For my final project, I will be taking the data analysis route using the Cloud9 environment.
I downloaded a .csv file from fec.gov entitled “CandidateSummaryAction.csv” that lists campaign donations by candidate. According to the FEC’s website, this file “contains information for each candidate who has registered with the FEC or appears on an official state ballot for an election to the U.S. House of Representatives, U.S. Senate or U.S. President.”. At first glance, this .csv file was intimidating due to some of the opaque column titles (ex. “cas_on_han_beg_of_per”), but thankfully the FEC provides a handy metadata guide that helped explain the purpose of the columns. Another thing that indimidated me about the .csv file is that it contained 50 columns, and I haven’t decided whether to just exclude the columns that are uninteresting or to just keep them. Either way I do plan on changing the column titles to make the .csv file more user-freindly to work with.
For my project I want to create a command-line-like interface that can sort and filter through any csv file. Essentially I will have the user pick a column, and then I will let them decide whether they want to sort the column in ascending or descending order or whether they want to filter a column to only display those records that contain a certain column value. I also want to include a special ‘find’ selection for my .csv file exclusively, that will take a user candidate name query, and print out a data visualization for that candidate’s record in CandidateSummaryAction.csv
- Preliminary Milestones
- Figure out how to make a simple .py file in Cloud9
- Figure out how to get a .py file to interact with a .csv file on Cloud9.
- Create special final project repo on Github
- Figure out how to commit push Cloud 9 code to Github final project repo.
- Figure out how I want to store the .csv file
- Option 1: List of lists
- .readlines() the file to make a list of lines.
- create empty table. Use for loop to .append.split(“,”) the lines from the .readlines() method to that empty table. Making a list of lists (of each record).

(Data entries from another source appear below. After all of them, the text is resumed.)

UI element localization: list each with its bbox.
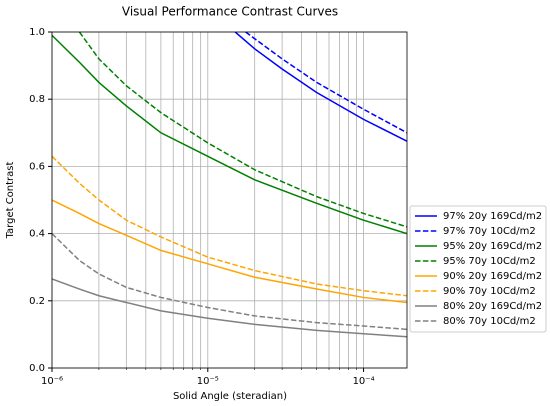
legend-label: 95% 20y 169Cd/m2 [443, 241, 542, 252]
series-line [52, 199, 407, 304]
x-tick-label: 10⁻⁶ [41, 376, 63, 387]
y-tick-label: 0.0 [29, 363, 45, 374]
x-tick-label: 10⁻⁵ [197, 376, 219, 387]
y-tick-label: 0.4 [29, 229, 45, 240]
series-line [245, 32, 407, 134]
y-axis-label: Target Contrast [5, 162, 16, 240]
series-line [52, 278, 407, 338]
legend-label: 80% 70y 10Cd/m2 [443, 316, 536, 327]
y-tick-label: 1.0 [29, 27, 45, 38]
chart-title: Visual Performance Contrast Curves [122, 5, 338, 19]
legend-label: 90% 20y 169Cd/m2 [443, 271, 542, 282]
x-tick-label: 10⁻⁴ [353, 376, 375, 387]
x-axis-label: Solid Angle (steradian) [173, 391, 287, 402]
y-tick-label: 0.2 [29, 296, 45, 307]
legend-label: 90% 70y 10Cd/m2 [443, 286, 536, 297]
plot-frame [51, 31, 408, 369]
legend-label: 97% 20y 169Cd/m2 [443, 211, 542, 222]
legend-label: 95% 70y 10Cd/m2 [443, 256, 536, 267]
series-line [52, 155, 407, 297]
y-tick-label: 0.8 [29, 94, 45, 105]
legend-label: 80% 20y 169Cd/m2 [443, 301, 542, 312]
series-line [234, 32, 407, 142]
legend-box [409, 205, 547, 333]
series-line [78, 32, 407, 228]
legend-label: 97% 70y 10Cd/m2 [443, 226, 536, 237]
series-line [52, 233, 407, 331]
series-line [52, 34, 407, 235]
y-tick-label: 0.6 [29, 161, 45, 172]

- Option 2: A dictionary of lists
- Using the list of lists from option 1, make a dictionary where each candidate is a key, where the value is a dictionary of column titles (keys) and the column values (values).

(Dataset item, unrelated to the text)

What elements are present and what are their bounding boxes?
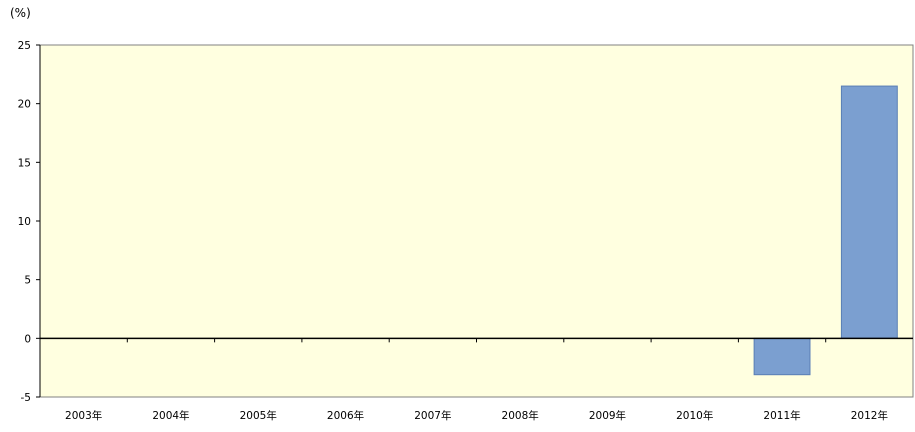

- Prompt the user to pick the name of a .csv file.
- Figure out how a user’s .csv file would work with a program made on Cloud9.
- Display the .csv files column names (the first list in the list of lists). Ask the user to pick a column name
- Cycle through the .csv file and make a list of column names if above strategy doesn’t work out.

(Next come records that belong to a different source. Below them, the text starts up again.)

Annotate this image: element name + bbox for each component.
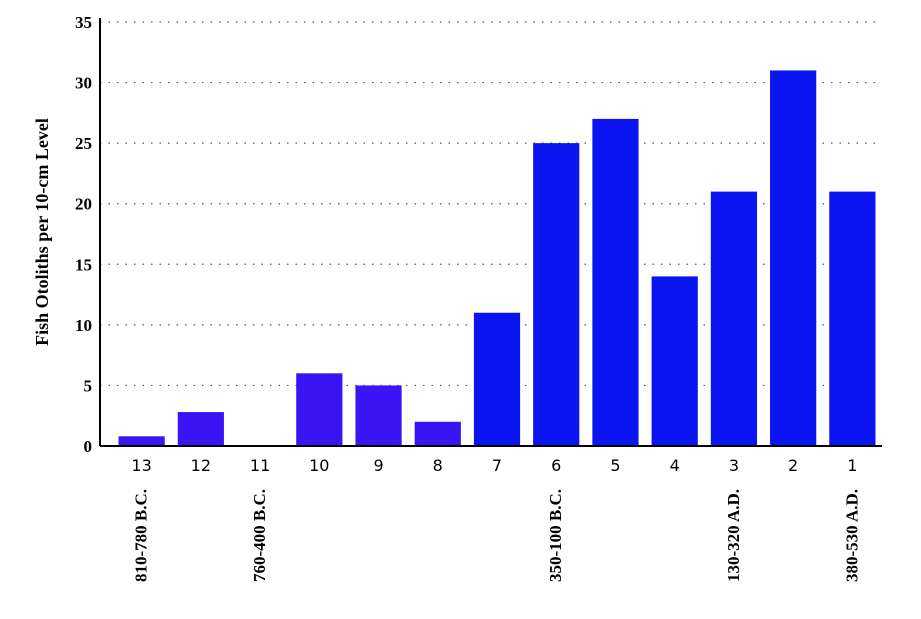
- period-label: 380-530 A.D.: [842, 489, 861, 582]
- period-label: 810-780 B.C.: [132, 489, 151, 582]
- period-label: 350-100 B.C.: [546, 489, 565, 582]
- y-tick-labels: 0 5 10 15 20 25 30 35: [75, 13, 92, 456]
- bar: [651, 276, 698, 446]
- x-tick-label: 8: [433, 456, 443, 475]
- x-tick-label: 1: [847, 456, 857, 475]
- y-tick-label: 35: [75, 13, 92, 32]
- x-tick-label: 2: [788, 456, 798, 475]
- x-tick-label: 6: [551, 456, 561, 475]
- period-label: 760-400 B.C.: [250, 489, 269, 582]
- y-axis-label: Fish Otoliths per 10-cm Level: [32, 118, 52, 346]
- x-tick-label: 10: [309, 456, 329, 475]
- y-tick-label: 10: [75, 316, 92, 335]
- y-tick-label: 25: [75, 134, 92, 153]
- bar: [414, 421, 461, 446]
- bars: [118, 70, 876, 447]
- bar: [177, 412, 224, 446]
- y-tick-label: 5: [84, 376, 93, 395]
- x-tick-label: 11: [250, 456, 270, 475]
- bar: [296, 373, 343, 446]
- bar: [829, 191, 876, 446]
- y-tick-label: 30: [75, 74, 92, 93]
- x-tick-label: 3: [729, 456, 739, 475]
- bar: [355, 385, 402, 446]
- bar: [592, 118, 639, 447]
- axes: [99, 18, 882, 447]
- bar: [770, 70, 817, 446]
- y-tick-label: 20: [75, 195, 92, 214]
- x-tick-labels: 13 12 11 10 9 8 7 6 5 4 3 2 1: [131, 456, 857, 475]
- x-tick-label: 9: [373, 456, 383, 475]
- y-tick-label: 0: [84, 437, 93, 456]
- period-label: 130-320 A.D.: [724, 489, 743, 582]
- bar: [473, 312, 521, 446]
- x-tick-label: 13: [131, 456, 151, 475]
- y-tick-label: 15: [75, 255, 92, 274]
- bar: [710, 191, 758, 446]
- x-tick-label: 5: [610, 456, 620, 475]
- x-tick-label: 4: [670, 456, 680, 475]
- x-tick-label: 7: [492, 456, 502, 475]
- bar: [118, 436, 165, 446]
- x-tick-label: 12: [191, 456, 211, 475]
- period-labels: 810-780 B.C. 760-400 B.C. 350-100 B.C. 130-…: [132, 489, 862, 582]
- bar: [533, 143, 580, 446]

- Display 3rd tier of user input. Whether they want to pick another column (1), sort the column they picked (2), (3) filter, (4) or find a candidate (for campaignsummaryaction.csv only).
- If they pick sort, allow the user to choose whether to sort in ascending or descending order. Sort the column.
- If they pick filter, allow the user to enter a string, and only display the records displaying the column value the user selected.Match the user selection with records with the matching column values and display
- After sorting and filtering, allow the user to choose whether they want to sort their results (if they picked filter) or filter their results further (if they picked sort) or start all over and go back to the place where they pick a .csv file.
- Going back to the first tier, if they pick find a candidate, prompt the user for a string describing the name of candidate they want to look up, match that string with the corresponding value in candidate_name, and data visualize the corresponding column values for that record, using the model given in the assignment description (instead of asterisks use dollar signs).
- Create list of candidate names
- Match user’s input with correct name
- Figure out how to visualize each column value
- Figure out how to deal with incomplete names.